We began first by finishing the points to create the parabola with the function given.  We did this by listing out and plug in points into the function. Once we were able to get a clear understanding of where our parabola was. To focus on the next step of the problem that was to determine which triangle that fell into all the requirements could have the largest area. At first we drew some rectangles that we could create yet we noticed that there is truly an infinite number of triangles that could be created under those restrictions. So we chose an estimate of what the bigger triangle in whole numbers was. Then from there we began diving deeper into the numbers by incorporating decimals. We would do this by plugin them into the formula and trying to find a center where it gave you the largest number and then where the humber decreases as a reassurance that that's the highest number you can test.
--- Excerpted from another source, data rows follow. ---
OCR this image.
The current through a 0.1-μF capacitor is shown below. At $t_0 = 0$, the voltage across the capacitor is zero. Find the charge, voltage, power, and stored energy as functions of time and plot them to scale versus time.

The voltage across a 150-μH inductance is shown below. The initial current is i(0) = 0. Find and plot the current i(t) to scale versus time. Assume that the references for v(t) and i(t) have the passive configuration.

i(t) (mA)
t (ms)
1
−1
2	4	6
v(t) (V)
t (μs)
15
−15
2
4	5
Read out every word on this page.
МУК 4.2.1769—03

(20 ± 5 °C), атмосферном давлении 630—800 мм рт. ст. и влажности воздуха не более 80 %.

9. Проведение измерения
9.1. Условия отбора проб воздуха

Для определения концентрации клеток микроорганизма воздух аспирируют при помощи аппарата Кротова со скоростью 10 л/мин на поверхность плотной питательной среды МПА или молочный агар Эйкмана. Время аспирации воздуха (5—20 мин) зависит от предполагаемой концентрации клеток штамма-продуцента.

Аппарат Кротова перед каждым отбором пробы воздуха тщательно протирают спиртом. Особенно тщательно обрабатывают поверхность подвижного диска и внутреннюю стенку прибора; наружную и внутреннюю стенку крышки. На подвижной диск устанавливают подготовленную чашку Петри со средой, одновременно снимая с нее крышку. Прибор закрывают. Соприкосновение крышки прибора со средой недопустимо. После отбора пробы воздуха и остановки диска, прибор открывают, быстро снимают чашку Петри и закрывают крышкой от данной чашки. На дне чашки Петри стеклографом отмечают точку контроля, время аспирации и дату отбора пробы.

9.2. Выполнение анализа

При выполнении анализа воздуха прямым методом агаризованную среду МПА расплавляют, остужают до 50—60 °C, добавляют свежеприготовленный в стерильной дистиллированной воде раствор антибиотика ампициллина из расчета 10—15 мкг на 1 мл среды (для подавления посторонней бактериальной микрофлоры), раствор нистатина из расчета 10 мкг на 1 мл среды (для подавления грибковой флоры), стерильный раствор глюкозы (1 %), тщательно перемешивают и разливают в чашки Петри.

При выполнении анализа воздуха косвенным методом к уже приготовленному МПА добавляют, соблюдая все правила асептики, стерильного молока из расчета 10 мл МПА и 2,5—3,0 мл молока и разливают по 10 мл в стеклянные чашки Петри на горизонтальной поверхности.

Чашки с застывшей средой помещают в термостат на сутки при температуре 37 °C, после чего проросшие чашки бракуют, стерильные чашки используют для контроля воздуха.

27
We were able to test numbers easily for the area by creating an equation that gave us the result we wanted we used to main equations.  One of them was A=x(16-x^2)  which calculated the area of the rectangle we formulated this by taking the fundamental  formula base times height is equal to the area of the base. And then put it in terms of the function given. Afterwards we selected different points to plug into the function and eliminated sections based on which numbers brought us closer to the highest  area. And then dove further into decimals. And then we did a similar procedure for the highest perimeter and used the formula h*2 + L*2 and then plugged numbers in that were consciously selected to test. And that's how we solved it.  

Solution:

The perimeter x =.5  The area  x= 2.31  

We came to this conclusion because this was the highest we could achieve. Of the final number we could have gone further into the decimals but we decided to keep it like that.  

 

Group Test:

My group prepared itself for the quiz by working on a similar problem a day before the test. The only problem is that one of our group mates was absent and we worked on the problem together but not truly worked collaboratively. We also worked on a very similar problem to the initial one we never thought of switching it up and incorporating the positive and negative side of the graph which could have been very beneficial for test day.  During test day my group and I worked really hard to understand the problem  we made sure that each group followed our pace which was a bit difficult since we had diverse ideas and thoughts on how to tackle the problem. Towards the end we were taking a lot of time do especially because we were over complicating the problem at the end we came to a solution and at least we all understood how to do the general theme of the problem.  I think our work was positive yet it could have been better in our overall communication and how to prepare together.  In the individual test we were firstly working very hurried because we finished our group test very late. I am not quite sure what happened I had the correct formula and concept but I didn’t plug it in correctly and that caused me to have the whole problem wrong. Also in the honors I understood how to plug in the function I had just forgotten that there was no need to modify it because it wasn't being doubled or mirrored anymore. Overall, in the individual test I know I grasped the concept there was just slight things that caused me to fail , therefore it was positive in a sense that I got to learn from my mistakes. The experience of this group quiz was alright I believe the most effective group quizzes are when you are with a group that you have worked with a little bit more to have a clear understanding of how they work together.

Evaluation/ Reflection:

I believe what really pushed my thinking was the fact that this was a concept I tend to struggle with which is more centered around lines and graphing. Therefore I went to tutoring and worked with Kandy and Dario on the problem. I also asked my group mates what they thought of and was able to be helped and to help as well as contribute once working with my group. I worked really hard on this quiz, the grade I think I should receive would be an B+ because I really did give it my best and afterwards I was able to understand the mistakes I had committed and I know that if I were to retake it I would have the concept down.